Penyiaran Sistem Analog di Indonesia Sangat Boros Pita Frekuensi


Dibaca: 935 kali 
Selasa, 15 Juni 2021 - 09:39:56 WIB
Penyiaran Sistem Analog di Indonesia Sangat Boros Pita Frekuensi KPID Provinsi Riau menaja Diskusi Ahli, Senin (14/06/2021).

Pekanbaru, Hariantimes.com - Komisi Penyiaran Indonesia Daerah (KPID) Provinsi Riau menaja Diskusi Ahli, Senin (14/06/2021). 

Diskusi yang  mengangkat tema Peluang, Harapan dan Tantangan Digitalisasi Penyiaran di Provinsi Riau ini berlangsung  di Kantor KPID Riau, Lantai 3 Gedung Komisi Pemilihan Umum (KPU) Provinsi Riau Jalan Gajah Mada Pekanbaru.

Pada diskusi ini, KPID menghadirkan  narasumber Dosen Universitas Islam Negeri (UIN) Sultan Syarif Kasim (Suska) Riau Asyari Abdulla  SSos MIKom sebagai narasumber.

Selain dihadiri Komisioner KPID Riau, peserta diskusi ini adalah para mahasiswa rumpun Ilmu Komunikasi  dari berbagai perguruan tinggi di Provinsi Riau.

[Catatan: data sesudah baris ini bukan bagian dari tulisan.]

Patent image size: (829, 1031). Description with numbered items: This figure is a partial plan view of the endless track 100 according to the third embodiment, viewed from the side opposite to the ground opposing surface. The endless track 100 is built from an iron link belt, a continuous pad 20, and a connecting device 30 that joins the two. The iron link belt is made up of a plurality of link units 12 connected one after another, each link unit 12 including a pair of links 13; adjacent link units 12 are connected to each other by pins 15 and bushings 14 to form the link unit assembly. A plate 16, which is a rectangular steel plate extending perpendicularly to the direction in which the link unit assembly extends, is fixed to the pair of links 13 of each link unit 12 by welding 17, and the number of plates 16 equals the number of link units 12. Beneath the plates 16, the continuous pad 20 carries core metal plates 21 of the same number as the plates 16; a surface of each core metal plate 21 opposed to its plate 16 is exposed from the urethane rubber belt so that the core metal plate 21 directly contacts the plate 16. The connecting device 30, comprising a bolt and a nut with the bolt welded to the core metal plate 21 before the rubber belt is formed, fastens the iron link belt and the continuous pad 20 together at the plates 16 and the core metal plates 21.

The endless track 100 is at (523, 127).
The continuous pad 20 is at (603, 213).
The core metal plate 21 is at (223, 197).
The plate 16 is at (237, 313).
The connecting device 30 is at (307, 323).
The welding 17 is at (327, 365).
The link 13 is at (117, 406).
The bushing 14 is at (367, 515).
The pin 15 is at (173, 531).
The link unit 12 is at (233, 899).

Seperti Universitas Riau, Universitas Lancang Kuning, Universitas Islam Riau, UIN Suska dan LP3I.

Asyari yang sudah menulis sejumlah riset mengenai penyiaran digital ini memaparkan betapa pentingnya dunia penyiaran televisi berbasis teresterial di Indonesia segera beralih dari sistem analog ke sistem digital. 

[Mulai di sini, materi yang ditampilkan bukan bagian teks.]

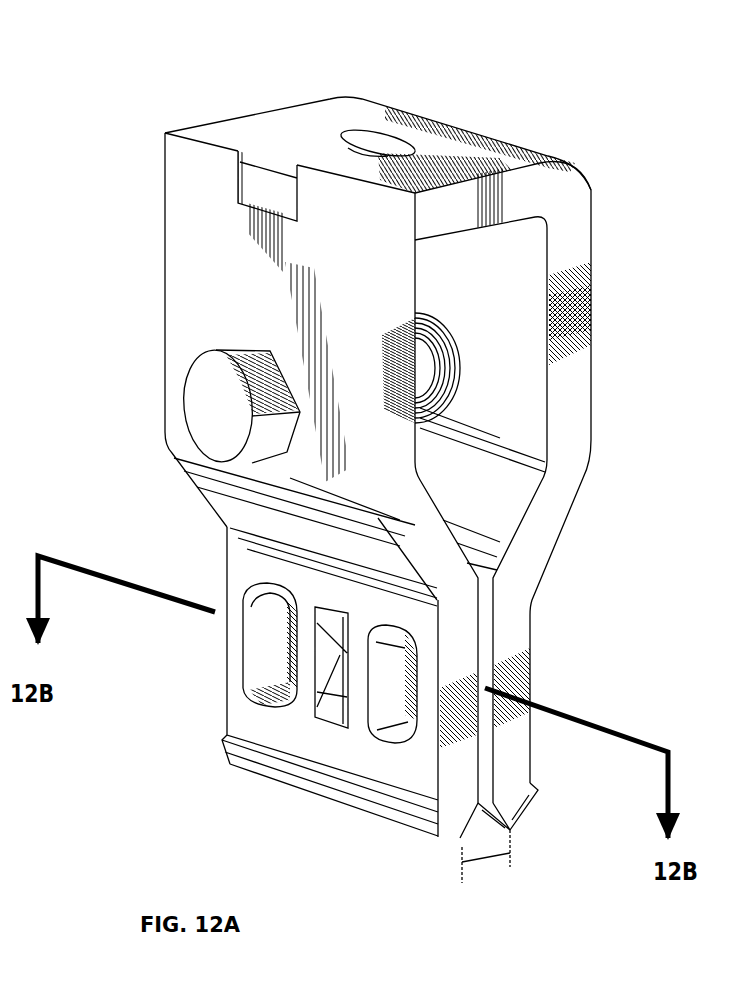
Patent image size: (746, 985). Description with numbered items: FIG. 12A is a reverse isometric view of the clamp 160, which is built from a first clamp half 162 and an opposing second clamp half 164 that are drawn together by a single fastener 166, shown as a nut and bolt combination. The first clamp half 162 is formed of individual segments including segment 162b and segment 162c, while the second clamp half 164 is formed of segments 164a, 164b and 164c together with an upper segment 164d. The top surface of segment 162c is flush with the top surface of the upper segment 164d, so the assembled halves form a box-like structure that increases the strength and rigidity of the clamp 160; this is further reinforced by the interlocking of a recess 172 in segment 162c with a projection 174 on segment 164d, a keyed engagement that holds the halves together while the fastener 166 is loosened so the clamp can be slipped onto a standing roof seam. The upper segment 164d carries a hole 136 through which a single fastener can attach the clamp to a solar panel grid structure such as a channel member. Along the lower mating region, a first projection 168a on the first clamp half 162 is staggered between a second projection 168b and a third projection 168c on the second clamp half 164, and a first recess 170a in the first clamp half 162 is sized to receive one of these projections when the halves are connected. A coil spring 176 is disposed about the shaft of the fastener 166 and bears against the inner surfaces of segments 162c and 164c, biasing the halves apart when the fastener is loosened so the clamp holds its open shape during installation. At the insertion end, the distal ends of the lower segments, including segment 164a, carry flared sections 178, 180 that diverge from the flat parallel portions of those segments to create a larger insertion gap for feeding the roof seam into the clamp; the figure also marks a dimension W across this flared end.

The clamp 160 is at (130, 72).
The first clamp half 162 is at (220, 293).
The segment 162b is at (185, 488).
The segment 162c is at (163, 255).
The second clamp half 164 is at (560, 268).
The segment 164a is at (537, 727).
The segment 164b is at (552, 540).
The segment 164c is at (598, 380).
The upper segment 164d is at (468, 142).
The fastener 166 is at (207, 421).
The first projection 168a is at (333, 710).
The second projection 168b is at (287, 670).
The third projection 168c is at (410, 700).
The first recess 170a is at (262, 643).
The recess 172 is at (233, 182).
The projection 174 is at (275, 162).
The spring 176 is at (458, 340).
The flared section 178 is at (452, 832).
The flared section 180 is at (537, 808).
The hole 136 is at (397, 140).
The width W is at (485, 863).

"Yang dimaksud dengan penyiaran berbasis teresterial adalah yang menggunakan frekuensi. Karena frekuensi adalah sumber daya alam terbatas sebagaiman juga minyak, gas dan lainnya perlu diatur dan dioptimalkan penggunaannya," sebut Asyari.

Menurut Asyari, penyiaran sistem analog yang saat ini digunakan di Indonesia sangat boros dalam pemanfaatan pita frekuensi. Padahal kalau segera beralih ke sistem digital, akan banyak tersisa atau disebut digital deviden yang bisa dimanfaatkan untuk kepentingan lainnya. Sebuah riset yang dilakukan untuk memperkuat naskah akademis revisi Undang-undang Penyiaran Nomor 32 Tahun 2002 menyebutkan sisa frekwensi sebagai multiefek beralih ke sistem penyiaran digital bisa mencapai Rp77 triliun.

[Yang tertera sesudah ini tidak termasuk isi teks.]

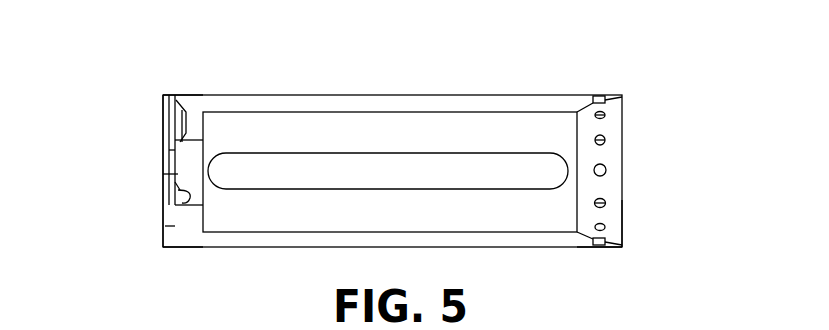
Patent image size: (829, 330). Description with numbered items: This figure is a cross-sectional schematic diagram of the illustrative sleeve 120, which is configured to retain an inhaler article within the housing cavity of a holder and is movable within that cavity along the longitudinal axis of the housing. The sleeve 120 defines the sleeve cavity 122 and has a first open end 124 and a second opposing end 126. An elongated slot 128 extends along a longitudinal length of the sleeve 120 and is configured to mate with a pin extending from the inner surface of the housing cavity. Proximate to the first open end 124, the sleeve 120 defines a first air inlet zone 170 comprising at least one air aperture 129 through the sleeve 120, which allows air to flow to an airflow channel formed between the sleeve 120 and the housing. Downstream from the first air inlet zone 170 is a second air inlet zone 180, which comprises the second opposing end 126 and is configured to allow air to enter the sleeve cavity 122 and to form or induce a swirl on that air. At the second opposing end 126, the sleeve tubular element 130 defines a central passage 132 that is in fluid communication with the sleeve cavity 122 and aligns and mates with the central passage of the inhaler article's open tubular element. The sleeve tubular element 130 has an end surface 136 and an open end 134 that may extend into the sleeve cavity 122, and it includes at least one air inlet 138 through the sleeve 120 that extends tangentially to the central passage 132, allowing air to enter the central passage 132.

Pada kesempatan itu, Asyari juga memaparkan betapa tertinggalnya Indonesia di dunia bahkan di Asia Tenggara dalam hal 'move on' ke sistem penyiaran digital ini. 

"Indonesia sudah berapa kali mencanangkan segera beralih ke digital atau Analog Switch Of (ASO). Mulai dari Konvensi Jenewa hingga Kesepakatan Menteri Kominfo se-Asia Tenggara. Namun karena tarik menarik sejumlah kepentingan selalu gagal. Sehingga hari ini di Asia Tenggara hanya Indonesia dan Timor Leste yang masih menggunakan siaran televisi analog," katanya.

Karena itu, dia menyambut baik segera dilakukan ASO di Indonesia secara bertahap dan paling lambat sudah harus tuntas pada 22 November 2022. Ini sesuai dengan amanat Undang-undang Nomor 11 Tahun 2020 Tentang Cipta Kerja pada klaster Penyiaran. Bahkan dibeberapa kabupaten di Riau ASO berlaku 31 Desember 2021 ini.

Sementara itu, Ketua KPID Riau, Falzan Surahman SSi MIKom mengatakan, lembaganya terus mendukung pemerintah melakukan sosialisasi peralihan sistem penyiaran dari analog ke digital ini. 

"Kita bersinergi dengan semua pihak melakukan sosialisasi seperti pemerintah daerah, perguruan tinggi dan lembaga penyiaran itu sendiri. Karena masih banyak masyarakat yang belum paham betul dengan sistem penyiaran digital ini. Bahkan ada yang menyamakannya dengan siaran yang ditonton melalui di internet. Padahal bukan begitu. Penyiaran digital tetap melalui televisi menggunakan antena biasa tapi sudah digital. Kelebihannya, siaran lebih jernih, kualitas gambar dan suara sangat bagus," katanya.(rls)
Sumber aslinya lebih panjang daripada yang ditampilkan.